Il prit la main de Colette, la tint un instant dans les siennes.
— Âllons, dit-il, courage et espoir. Souriez un peu, afin que je retrouve ma petite camarade d'Alençon. Ah! voilà qui est fait. Allez vite rejoindre Alix dans le parc.
Seul, il se laissa tomber sur un banc.
«Si elle savait! pensa-t-il. Si elle savait tout. Elle apprendra la nouvelles dans quelques semaines peut-être Ce sera toujours trop tôt. »
De toute façon, il ne pouvait pas rester à Valvert. Il devait se résigner à une seconde séparation, plus affreuse que la première, à présent qu’un événement était survenu.
Il se promit: «Je partirai après-demin, je ne peux pas brusquer les choses davantages. Et, puisque Alix est entre nous, la situation est correcte. »
Cette résolution le soulagea.
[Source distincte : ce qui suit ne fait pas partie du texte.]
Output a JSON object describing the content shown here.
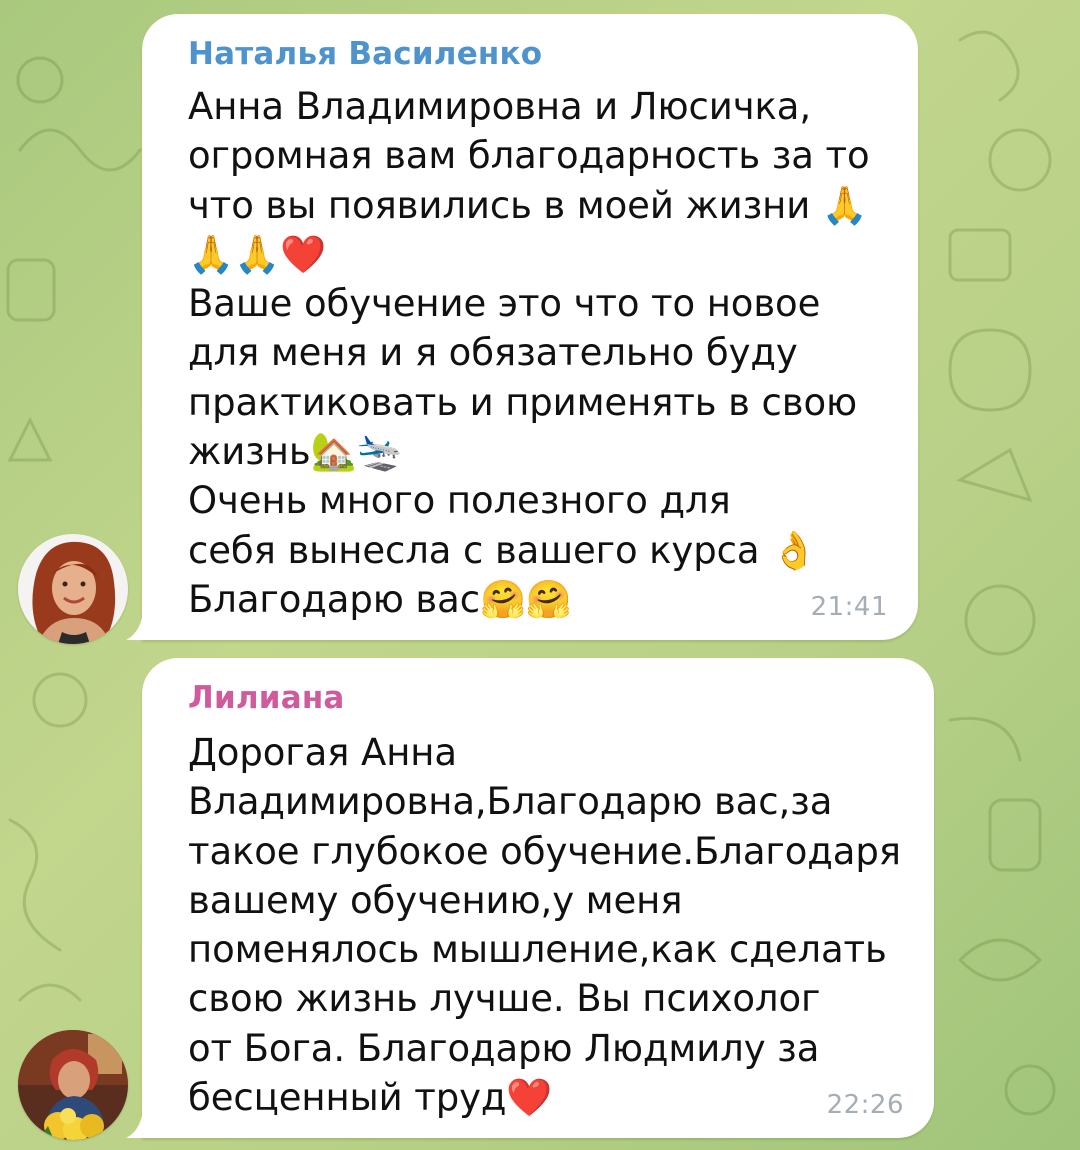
{
  "colors": {
    "wallpaper": "#b6cf86",
    "bubble": "#ffffff",
    "message_text": "#111111",
    "time_text": "#a4aeb4"
  },
  "messages": [
    {
      "sender": "Наталья Василенко",
      "sender_color": "#4f93cc",
      "avatar": "woman-portrait-avatar",
      "text": "Анна Владимировна и Люсичка,\nогромная вам благодарность за то\nчто вы появились в моей жизни 🙏\n🙏🙏❤️\nВаше обучение это что то новое\nдля меня и я обязательно буду\nпрактиковать и применять в свою\nжизнь🏡🛬\nОчень много полезного для\nсебя вынесла с вашего курса 👌\nБлагодарю вас🤗🤗",
      "time": "21:41"
    },
    {
      "sender": "Лилиана",
      "sender_color": "#cf5a9c",
      "avatar": "woman-with-flowers-avatar",
      "text": "Дорогая Анна\nВладимировна,Благодарю вас,за\nтакое глубокое обучение.Благодаря\nвашему обучению,у меня\nпоменялось мышление,как сделать\nсвою жизнь лучше. Вы психолог\nот Бога. Благодарю Людмилу за\nбесценный труд❤️",
      "time": "22:26"
    }
  ]
}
D'une main qui frémissait encore du contact des doigts de Colette, il saisit une lettre dans sa poche et se mit à en peser lentement les mots.
Le Film, Montréal, décembre 1960
* * *
Colette prit un journal dans le paquet que Rose venait de lui remettre et l’ouvrit sans enthousiasme.
Soudain, elle ferma les yeux, et, des lèvres pâlies, ce nom tomba plus léger que la brise :
— Jean-Jacques...
Mais bientôt, elle se reprit et, les sourcils rapprochés, la figure tout entière tendue, elle relut l’entrefilet :
Le parrain du Canada laisse un milliard à son filleul.
Stagiaire à l'Etude Chabreloche ,Me Jean-Jacques Sandri vient d’être avisé par un notaire d’Alençon que son parrain, exploitant forestier, établi au Canada depuis de nombreuses années, l’avait institué légataire universel et qu’il. héritait d’une somme de plus d’un milliard de francs.
— Ah! par exemple! s’exclama-t-elle, Pourquoi ne m’a-t-il rien dit ?
Une fois dans le parc, elle se dirigea d’instinct vers le bosquet où elle avait déjà eu un entretien avec le jeune homme.
Il était là, en effet, la tête baissée, le regard rivé au sol.
Rapidement, il demanda :
— Qu'avez-vous fait de votre amie ?
— Alix? Qu'importe! J'ai besoin une fois encore d’être seule en votre compagnie.
— Les idées sombres ne se sont pas dissipées ?
— Il n’est pas question de moi, mais de vous.
L’avocat s'était levé. Il fit quelques pas comme s’il n’était pas désireux d’entamer la conversation sur un sujet plus direct.
Elle se rangea à ses côtés :
Les chiens sautaient autour d'eux, avec des mouvements des pattes de devant qui marquaient bien leur amitié.
— Jean-Jacques, se décida tout à coup à dire Colette, je viens d’apprendre, par le journal, une nouvelle stupéfiante. C’est un conte de fée. Votre parrain ?.…
— Mon parrain avait émigré au Canada quelques mois après ma naissance. Je le croyais disparu, ma famille n’en ayant jamais eu de nouvelles. Il me laisse, en effet, sa fortune. Il m’a fait son légataire universel avant sa mort, il y a peu de temps, à Ottawa.
Colette joignit les mains en s’exclamant :
— Sainte Vierge! Vous héritez de tout ?
— Mais oui, opina-t-il ; puisque mon parrain en a décidé ainsi.
— Qu'est-ce que vous allez faire? Irez-vous vous-même recueillir votre héritage au Canada ?
— C’est peu probable. Mon notaire s’arrangera avec celui de mon parrain.
— Vous n'avez donc pas envie de connaître l'Amérique ?
Il réfléchit :
— Non, vraiment.
— C’est drôle.
Elle soupira :
— J'aurais aimé visiter des régions inconnues avec mon mari. Mais je sais bien que Max partira toujours sans moi.